Research shows that in the data privacy domain, the regulation promoted by front-runner states in federated systems such as the United States or the European Union (EU) generates races to the top, not to the bottom. Institutional dynamics or the willingness of major interstate companies to work with a single standard generally creates opportunities for the federal lawmaker to level up privacy protection. This article uses federalism to explore whether a similar pattern of convergence (toward the higher regulatory standard) emerges when it comes to the international arena, or whether we witness a more nuanced picture.
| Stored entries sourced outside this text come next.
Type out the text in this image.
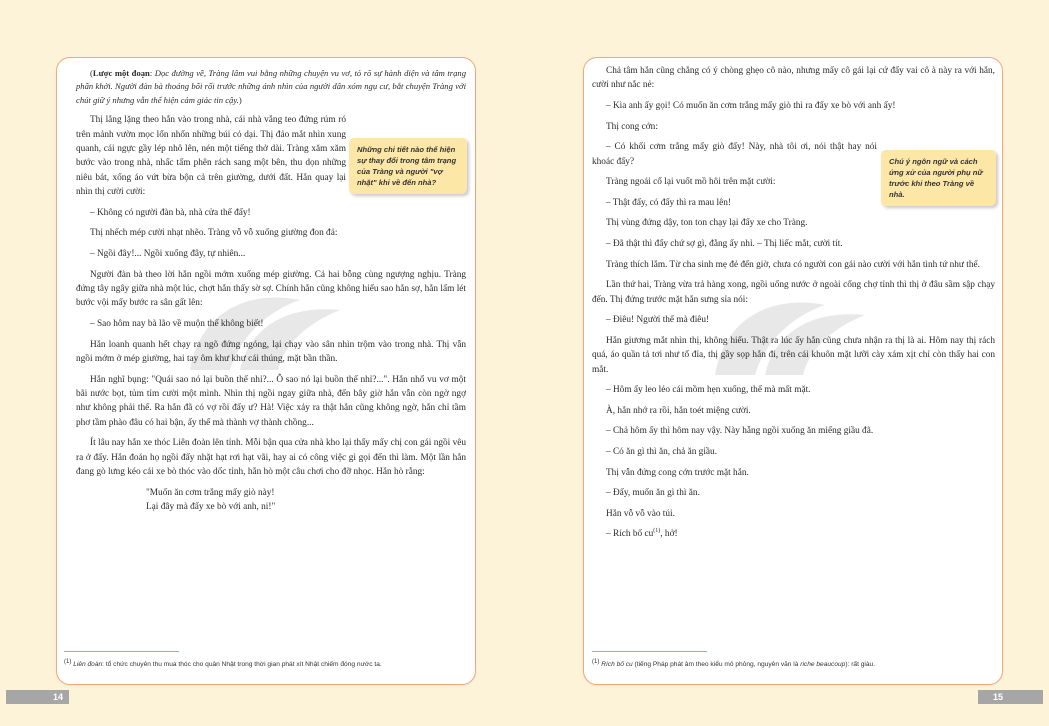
(Lược một đoạn: Dọc đường về, Tràng lâm vui bằng những chuyện vu vơ, tỏ rõ sự hành diện và tâm trạng phấn khởi. Người đàn bà thoáng bối rối trước những ánh nhìn của người dân xóm ngụ cư, bắt chuyện Tràng với chút giữ ý nhưng vẫn thể hiện cảm giác tin cậy.)

Thị lẳng lặng theo hắn vào trong nhà, cái nhà vắng teo đứng rúm ró trên mảnh vườn mọc lổn nhổn những búi cỏ dại. Thị đảo mắt nhìn xung quanh, cái ngực gầy lép nhô lên, nén một tiếng thở dài. Tràng xăm xăm bước vào trong nhà, nhấc tấm phên rách sang một bên, thu dọn những niêu bát, xống áo vứt bừa bộn cả trên giường, dưới đất. Hắn quay lại nhìn thị cười cười:

– Không có người đàn bà, nhà cửa thế đấy!

Thị nhếch mép cười nhạt nhẽo. Tràng vỗ vỗ xuống giường đon đả:

– Ngồi đây!... Ngồi xuống đây, tự nhiên...

Người đàn bà theo lời hắn ngồi mớm xuống mép giường. Cả hai bỗng cùng ngượng nghịu. Tràng đứng tây ngây giữa nhà một lúc, chợt hắn thấy sờ sợ. Chính hắn cũng không hiểu sao hắn sợ, hắn lấm lét bước vội mấy bước ra sân gất lên:

– Sao hôm nay bà lão về muộn thế không biết!

Hắn loanh quanh hết chạy ra ngõ đứng ngóng, lại chạy vào sân nhìn trộm vào trong nhà. Thị vẫn ngồi mớm ở mép giường, hai tay ôm khư khư cái thúng, mặt bần thần.

Hắn nghĩ bụng: "Quái sao nó lại buồn thế nhỉ?... Ô sao nó lại buồn thế nhỉ?...". Hắn nhổ vu vơ một bãi nước bọt, tủm tỉm cười một mình. Nhìn thị ngồi ngay giữa nhà, đến bây giờ hắn vẫn còn ngờ ngợ như không phải thế. Ra hắn đã có vợ rồi đấy ư? Hà! Việc xảy ra thật hắn cũng không ngờ, hắn chỉ tầm phơ tầm phào đâu có hai bận, ấy thế mà thành vợ thành chồng...

Ít lâu nay hắn xe thóc Liên đoàn lên tỉnh. Mỗi bận qua cửa nhà kho lại thấy mấy chị con gái ngồi vêu ra ở đấy. Hắn đoán họ ngồi đấy nhặt hạt rơi hạt vãi, hay ai có công việc gì gọi đến thì làm. Một lần hắn đang gò lưng kéo cái xe bò thóc vào dốc tỉnh, hắn hò một câu chơi cho đỡ nhọc. Hắn hò rằng:

"Muốn ăn cơm trắng mấy giò này!

Lại đây mà đẩy xe bò với anh, ni!"

Những chi tiết nào thể hiện sự thay đổi trong tâm trạng của Tràng và người "vợ nhặt" khi về đến nhà?
(1) Liên đoàn: tổ chức chuyên thu mua thóc cho quân Nhật trong thời gian phát xít Nhật chiếm đóng nước ta.
14

Chả tâm hắn cũng chẳng có ý chòng ghẹo cô nào, nhưng mấy cô gái lại cứ đẩy vai cô à này ra với hắn, cười như nắc nẻ:

– Kìa anh ấy gọi! Có muốn ăn cơm trắng mấy giò thì ra đẩy xe bò với anh ấy!

Thị cong cớn:

– Có khối cơm trắng mấy giò đấy! Này, nhà tôi ơi, nói thật hay nói khoác đấy?

Tràng ngoái cổ lại vuốt mồ hôi trên mặt cười:

– Thật đấy, có đẩy thì ra mau lên!

Thị vùng đứng dậy, ton ton chạy lại đẩy xe cho Tràng.

– Đã thật thì đẩy chứ sợ gì, đằng ấy nhỉ. – Thị liếc mắt, cười tít.

Tràng thích lắm. Từ cha sinh mẹ đẻ đến giờ, chưa có người con gái nào cười với hắn tình tứ như thế.

Lần thứ hai, Tràng vừa trả hàng xong, ngồi uống nước ở ngoài cổng chợ tỉnh thì thị ở đâu sầm sập chạy đến. Thị đứng trước mặt hắn sưng sỉa nói:

– Điêu! Người thế mà điêu!

Hắn giương mắt nhìn thị, không hiểu. Thật ra lúc ấy hắn cũng chưa nhận ra thị là ai. Hôm nay thị rách quá, áo quần tả tơi như tổ đỉa, thị gầy sọp hẳn đi, trên cái khuôn mặt lưỡi cày xám xịt chỉ còn thấy hai con mắt.

– Hôm ấy leo lẻo cái mồm hẹn xuống, thế mà mất mặt.

À, hắn nhớ ra rồi, hắn toét miệng cười.

– Chả hôm ấy thì hôm nay vậy. Này hẵng ngồi xuống ăn miếng giầu đã.

– Có ăn gì thì ăn, chả ăn giầu.

Thị vẫn đứng cong cớn trước mặt hắn.

– Đấy, muốn ăn gì thì ăn.

Hắn vỗ vỗ vào túi.

– Rích bố $cu^{(1)}$, hở!

Chú ý ngôn ngữ và cách ứng xử của người phụ nữ trước khi theo Tràng về nhà.
(1) Rích bố cu (tiếng Pháp phát âm theo kiểu mô phỏng, nguyên văn là riche beaucoup): rất giàu.
15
I focus on the interaction of the European Union with the United States, looking at the migration of legal ideas across the (member) state jurisdictions with a focus on breach notification statutes and privacy officers. The article further analyzes recent developments such as the invalidation of the Safe Harbor agreement and the adoption of a Privacy Shield. I argue that instead of a one-way street, usually conceptualized as the EU ratcheting up standards in the United States, the influences between the two blocs are mutual. Such influences are conditioned by the receptivity and ability of domestic actors in both the United States and the EU to translate, and often, adapt the “foreign” to their respective contexts. Instead of converging toward a uniform standard, the different points of entry in the two federated systems contribute to the continuous development of two models of regulating commercial privacy that, thus far, remain distinct.